Я был зрителем в собственном кошмаре, бессильным остановить трагедию, которая развертывалась прямо перед моими глазами. И все, что мне оставалось — это наблюдать, как время истекает, зерно за зерном, секунда за секундой, приближая неизбежный финал.
Но даже в лице неминуемой гибели он не отступил. Инстинкт, сильнее страха и разума, заставил его броситься вперед, защищая девушку своим телом, словно щитом. Он прикрыл ее собой, подставив под мой удар.
Мой меч, наполненный яростью и мощью Ци, встретил неожиданное препятствие. Он пронзил Танзина насквозь, входя в плоть с отвратительным хрустом ломающихся костей и разрываемых тканей. Кровь хлынула из раны, окрашивая в багровый цвет белую тунику девушки.
Я не успел остановить свой замах.
Танзин издал глухой стон, больше похожий на вздох уставшего путника, нашедшего, наконец, долгожданный привал. Кровь толчками вытекала из раны, оставляя на его золотых доспехах темные, зловещие пятна. Его тело обмякло, словно кукла, у которой перерезали нити, и безвольно упало на землю рядом с девушкой, образуя вокруг нее защитное кольцо. Его рука, все еще сжимавшая позолоченный меч, безвольно легла на ее плечо, словно пытаясь защитить ее даже после смерти.
Я застыл на месте, парализованный этим неожиданным поворотом событий. Ошеломленный его поступком. Я готов был к яростной схватке, к отчаянному сопротивлению, к мольбам о пощаде. Готов был увидеть в его глазах страх и отчаяние. Но не это. Не такую самоотверженную, бессмысленную жертву.
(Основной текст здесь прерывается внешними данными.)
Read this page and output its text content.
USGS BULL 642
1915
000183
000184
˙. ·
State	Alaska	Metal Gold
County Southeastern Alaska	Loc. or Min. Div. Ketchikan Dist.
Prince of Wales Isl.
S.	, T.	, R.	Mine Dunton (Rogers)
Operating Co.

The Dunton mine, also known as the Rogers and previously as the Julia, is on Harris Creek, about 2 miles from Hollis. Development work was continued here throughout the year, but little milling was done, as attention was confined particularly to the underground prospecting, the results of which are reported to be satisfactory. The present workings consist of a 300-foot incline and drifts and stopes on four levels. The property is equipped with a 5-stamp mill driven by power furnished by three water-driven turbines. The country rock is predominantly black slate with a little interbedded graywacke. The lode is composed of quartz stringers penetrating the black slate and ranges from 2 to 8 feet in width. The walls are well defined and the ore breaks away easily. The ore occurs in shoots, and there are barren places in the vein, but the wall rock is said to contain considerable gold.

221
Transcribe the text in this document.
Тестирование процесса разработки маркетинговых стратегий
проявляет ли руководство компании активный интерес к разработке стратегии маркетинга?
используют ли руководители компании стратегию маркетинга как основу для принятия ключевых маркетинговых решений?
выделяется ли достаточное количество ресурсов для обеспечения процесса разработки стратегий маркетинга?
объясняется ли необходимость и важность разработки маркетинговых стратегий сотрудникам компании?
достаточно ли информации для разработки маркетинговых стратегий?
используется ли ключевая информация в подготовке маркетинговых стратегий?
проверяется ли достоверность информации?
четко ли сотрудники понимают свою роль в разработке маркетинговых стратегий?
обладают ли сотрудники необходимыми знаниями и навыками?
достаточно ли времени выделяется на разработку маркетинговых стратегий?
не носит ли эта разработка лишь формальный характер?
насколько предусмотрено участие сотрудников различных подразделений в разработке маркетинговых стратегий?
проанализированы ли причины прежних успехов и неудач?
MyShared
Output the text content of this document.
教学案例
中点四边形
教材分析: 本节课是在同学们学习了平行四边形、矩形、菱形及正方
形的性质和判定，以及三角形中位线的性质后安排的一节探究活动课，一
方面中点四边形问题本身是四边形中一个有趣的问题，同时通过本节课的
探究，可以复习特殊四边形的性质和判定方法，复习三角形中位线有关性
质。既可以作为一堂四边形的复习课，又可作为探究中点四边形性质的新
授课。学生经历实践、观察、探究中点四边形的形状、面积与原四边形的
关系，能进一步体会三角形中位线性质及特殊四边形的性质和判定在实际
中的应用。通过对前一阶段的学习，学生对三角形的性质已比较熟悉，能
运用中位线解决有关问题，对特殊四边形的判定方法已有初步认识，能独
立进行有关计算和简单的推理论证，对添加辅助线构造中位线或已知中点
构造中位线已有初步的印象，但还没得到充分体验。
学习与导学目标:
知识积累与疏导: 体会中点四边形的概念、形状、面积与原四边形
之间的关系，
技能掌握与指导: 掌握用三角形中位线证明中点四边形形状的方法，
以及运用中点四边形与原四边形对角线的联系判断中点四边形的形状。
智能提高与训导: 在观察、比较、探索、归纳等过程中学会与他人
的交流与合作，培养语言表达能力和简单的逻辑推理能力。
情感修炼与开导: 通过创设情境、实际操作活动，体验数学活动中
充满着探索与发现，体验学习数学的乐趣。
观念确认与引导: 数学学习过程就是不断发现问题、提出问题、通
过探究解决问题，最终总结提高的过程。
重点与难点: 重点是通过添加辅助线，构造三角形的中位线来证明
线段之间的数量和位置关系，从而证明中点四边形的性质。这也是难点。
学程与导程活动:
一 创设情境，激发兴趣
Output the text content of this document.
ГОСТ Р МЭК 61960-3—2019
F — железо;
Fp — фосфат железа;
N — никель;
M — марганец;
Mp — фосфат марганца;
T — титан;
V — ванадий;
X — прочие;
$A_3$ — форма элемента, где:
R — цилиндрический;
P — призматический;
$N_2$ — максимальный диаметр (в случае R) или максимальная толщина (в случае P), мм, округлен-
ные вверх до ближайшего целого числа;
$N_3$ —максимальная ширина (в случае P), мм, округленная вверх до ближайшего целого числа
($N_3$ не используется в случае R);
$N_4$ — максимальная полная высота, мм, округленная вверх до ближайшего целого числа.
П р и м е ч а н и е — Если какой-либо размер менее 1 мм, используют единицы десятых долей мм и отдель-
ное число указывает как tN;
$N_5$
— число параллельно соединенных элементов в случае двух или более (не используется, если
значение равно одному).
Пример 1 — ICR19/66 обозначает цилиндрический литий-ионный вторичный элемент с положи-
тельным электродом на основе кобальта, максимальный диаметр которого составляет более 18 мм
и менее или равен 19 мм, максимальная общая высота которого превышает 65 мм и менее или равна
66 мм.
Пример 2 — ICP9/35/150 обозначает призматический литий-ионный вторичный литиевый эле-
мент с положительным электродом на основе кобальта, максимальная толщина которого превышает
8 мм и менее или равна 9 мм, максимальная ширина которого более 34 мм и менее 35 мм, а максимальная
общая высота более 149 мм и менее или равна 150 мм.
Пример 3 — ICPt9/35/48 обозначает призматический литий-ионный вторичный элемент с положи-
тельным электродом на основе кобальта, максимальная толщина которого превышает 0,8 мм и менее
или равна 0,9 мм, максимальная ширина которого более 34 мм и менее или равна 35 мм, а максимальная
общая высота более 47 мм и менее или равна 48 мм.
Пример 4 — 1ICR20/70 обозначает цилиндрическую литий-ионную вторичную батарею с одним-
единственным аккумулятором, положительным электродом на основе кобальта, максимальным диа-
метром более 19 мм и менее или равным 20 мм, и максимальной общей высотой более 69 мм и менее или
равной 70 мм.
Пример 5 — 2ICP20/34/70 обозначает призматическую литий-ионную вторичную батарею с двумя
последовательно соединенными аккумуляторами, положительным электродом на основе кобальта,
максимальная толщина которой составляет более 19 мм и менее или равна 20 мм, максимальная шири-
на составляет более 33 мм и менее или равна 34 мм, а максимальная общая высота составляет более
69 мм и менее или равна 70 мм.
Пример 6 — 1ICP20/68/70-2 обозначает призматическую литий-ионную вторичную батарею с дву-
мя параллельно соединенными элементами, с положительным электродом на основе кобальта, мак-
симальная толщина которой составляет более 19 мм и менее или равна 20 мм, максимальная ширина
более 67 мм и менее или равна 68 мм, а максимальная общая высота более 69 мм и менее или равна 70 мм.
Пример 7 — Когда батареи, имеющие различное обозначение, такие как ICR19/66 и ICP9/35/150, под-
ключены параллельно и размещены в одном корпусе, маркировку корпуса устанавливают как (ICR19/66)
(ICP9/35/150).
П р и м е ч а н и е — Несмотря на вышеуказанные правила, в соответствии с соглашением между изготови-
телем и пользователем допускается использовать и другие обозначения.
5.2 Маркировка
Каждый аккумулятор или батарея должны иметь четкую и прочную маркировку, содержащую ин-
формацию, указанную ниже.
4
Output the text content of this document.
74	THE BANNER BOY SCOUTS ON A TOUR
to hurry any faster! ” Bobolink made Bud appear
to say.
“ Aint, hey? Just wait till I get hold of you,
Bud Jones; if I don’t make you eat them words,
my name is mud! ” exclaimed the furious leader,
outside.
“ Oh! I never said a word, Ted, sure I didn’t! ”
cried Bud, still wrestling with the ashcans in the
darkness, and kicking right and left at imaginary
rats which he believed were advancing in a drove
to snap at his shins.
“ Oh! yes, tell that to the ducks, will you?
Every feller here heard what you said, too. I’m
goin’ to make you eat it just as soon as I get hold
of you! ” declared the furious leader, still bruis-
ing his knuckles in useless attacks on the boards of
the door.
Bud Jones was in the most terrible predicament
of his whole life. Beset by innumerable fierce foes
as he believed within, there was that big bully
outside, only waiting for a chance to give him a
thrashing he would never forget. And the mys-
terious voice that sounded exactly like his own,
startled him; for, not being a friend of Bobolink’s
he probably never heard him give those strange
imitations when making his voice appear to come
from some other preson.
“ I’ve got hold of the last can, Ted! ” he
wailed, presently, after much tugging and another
Его лицо было искажено гримасой боли, брови нахмурены, губы плотно сжаты. Но в его глазах, уже начинающих гаснуть, не было страха. Только удивление. И… почти облегчение. Словно он, наконец, освободился от тяжелого бремени, которое так долго нес на своих плечах. Словно он искупил все свои грехи, все свое зло этим последним поступком.
Он умер, защищая ее. Защищая ту, кого он считал своим самым мощным оружием.
В моей душе поднялась волна тошноты. Тошноты от собственного бессилия, от осознания всей глубины трагедии, которая развернулась на моих глазах.
Тишина снова опустилась на поле битвы. Густая, тяжелая тишина, словно погребальный саван, накрывший все вокруг. Тишина, в которой было слышно только биение моего собственного сердца, полное боли и раскаяния. Тишина, нарушаемая только хриплым дыханием раненых и шепотом ветра, разносящего пепел и дым.